Alice left the radio off. The tires hissed over the road. She hit a pothole harder than she should have and it jerked the belt tight across her chest. The water flew away like sheets thrown over a bed. Ragged edges, frayed ends. A thorn snagged on clean white cotton: brown against white, wood on fiber, the flower forgotten and the snag growing. Torn, not cut.

Not his things, so not him? It wasn’t like that, except to him. He lived a web of polished steel chains, measured and exact. She was the seed clinging to the wind on a gossamer stalk.

A gust carried the elm leaf back into the dark. A car going the other way passed her behind its cloud of diamonds. Neat edges, cut sharp. Champagne gold, white sheets, and the textured brown thorn. Browned meat, red blood, and granite eyes. And the prick of a single thorn he let tear the tight weave like cold steel through warmed flesh.

Rule No. 4

“Je-sus CHRIST,” Zack said, jerking his chin toward the front of the store. Matt looked up from the box of staplers he was stocking.

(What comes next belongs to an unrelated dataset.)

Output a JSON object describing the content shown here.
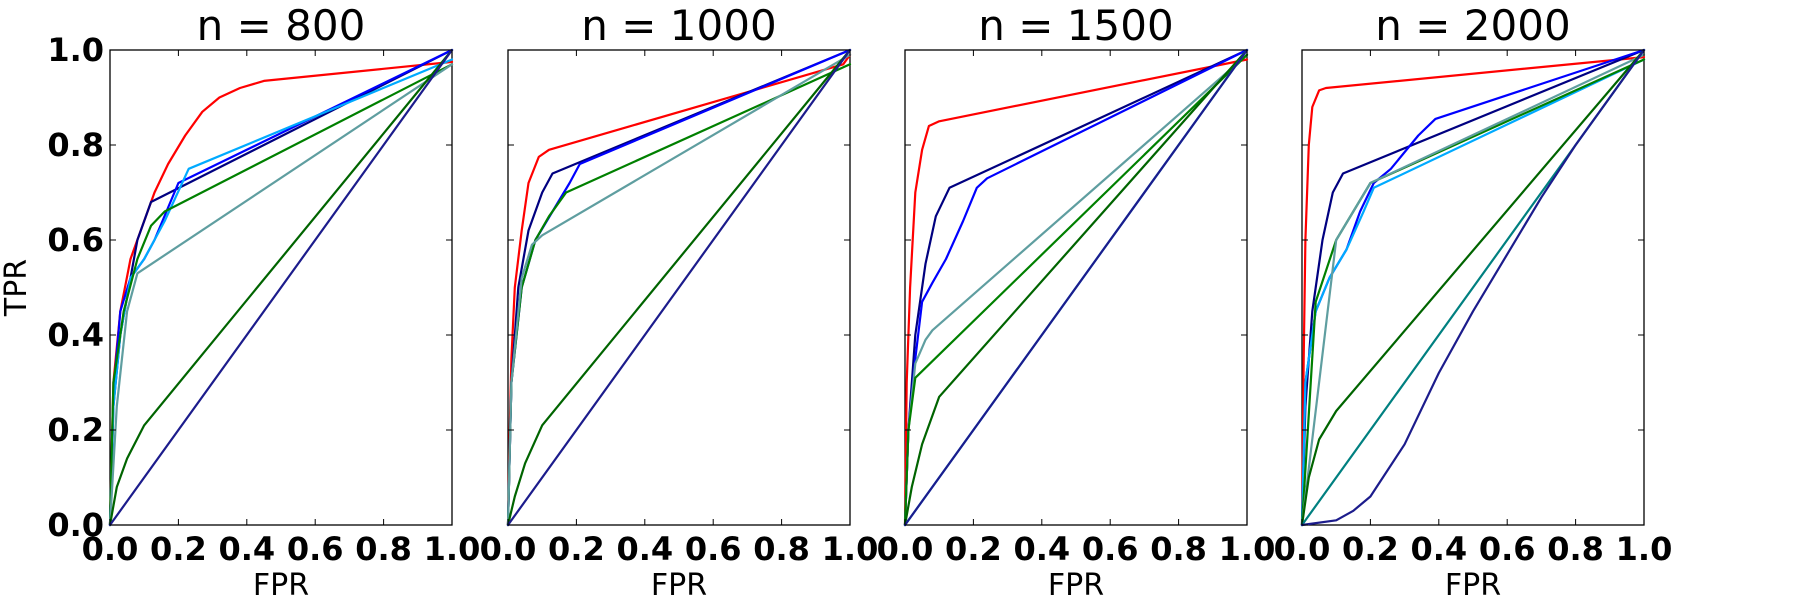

The girl coming up the aisle was gorgeous. Honey-blonde bangs just brushing her enormous movie-star sunglasses, which were perched on an adorable little button nose over full, wide lips in a slightly lopsided smile. She moved toward them with an easy athletic grace. She was wearing a t-shirt and shorts with a backpack slung over one shoulder, but it was easy to imagine her in a sleek Lycra swimsuit with her hair tucked under a skullcap, waiting for the race to start.

It was also easy to ignore the guy holding her right hand.

“Crap,” Matt said under his breath. “It’s her.”